Bush urges support for Colombian free-trade pact

WASHINGTON- March 4, 2008 "America fully supports Colombia's democracy," Bush said. "We firmly oppose any acts of aggression that could destabilize the region."

Bush said he personally delivered this message to Uribe during a phone call earlier Tuesday. Colombia has received some $5 billion in U.S. aid to counter the drug trade and battle leftist guerrillas since 2000, and Uribe is considered a right-leaning ally of Bush's in a region dominated by leftist politics.

Relations have hit a new low between Uribe on one side and Chavez and Ecuador's President Rafael Correa on the other. Bush, making a rare and hastily scheduled personal appearance to describe a private conversation with a foreign leader, added himself to Uribe's side.
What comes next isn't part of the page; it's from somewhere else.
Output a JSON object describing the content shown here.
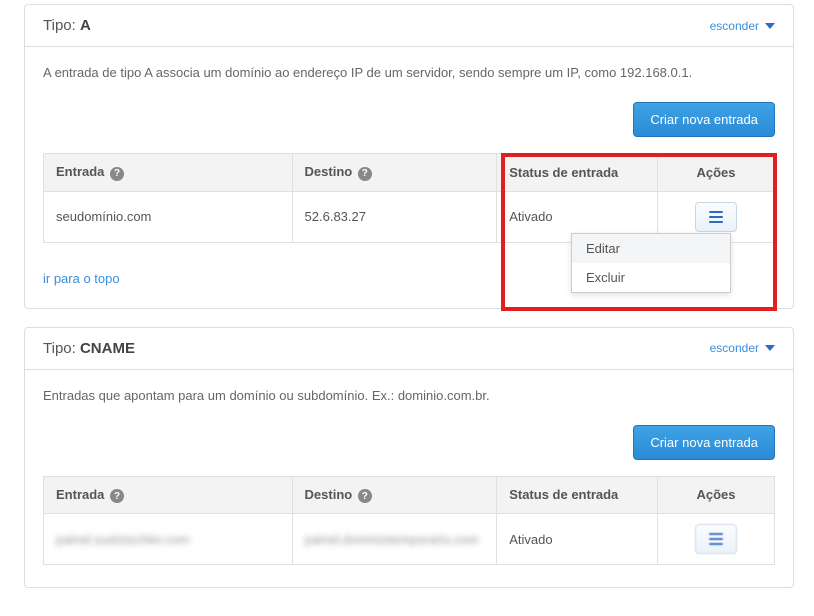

The raised tensions were triggered by a weekend raid by Colombian troops into Ecuador that killed a top commander of the FARC, Colombia's main rebel group, which had set up a camp there.

Since then, Colombia and Ecuador have traded accusations and Chavez, sympathizing with the leftist rebels, ordered thousands of troops to move toward Venezuela's border with Colombia.

"America will continue to stand with Colombia as it confronts violence and terror and fights drug traffickers," Bush said.

Colombian military officials have said that U.S. satellite intelligence and communications intercepts have been key to putting the FARC on the defensive.

Bush said one of the chief ways that Washington can help Uribe is for Congress to approve a free-trade deal with Colombia. Though signed by the two countries in 2006, Capitol Hill's Democratic leaders have refused to pass the agreement, citing human rights violations in Colombia and its standing as the deadliest country in the world for organized labor.

Supporters have argued that the pact would level the playing field for U.S. products by requiring Colombia to lower or eliminate tariffs on them when many Colombian products already get such preferences in the American market.

Bush has sought to add new urgency to the debate by proclaiming the issue also a matter of national security - and he used the crisis in South America as an opportunity to do so again.

"If we fail to approve this agreement, we will let down our close ally, we will damage our credibility in the region, and we will embolden the demagogues in our hemisphere," he said.

"(Uribe) told me that the people across the region are watching to see what the United States will do. So Republicans and Democrats in Congress need to come together and approve this agreement."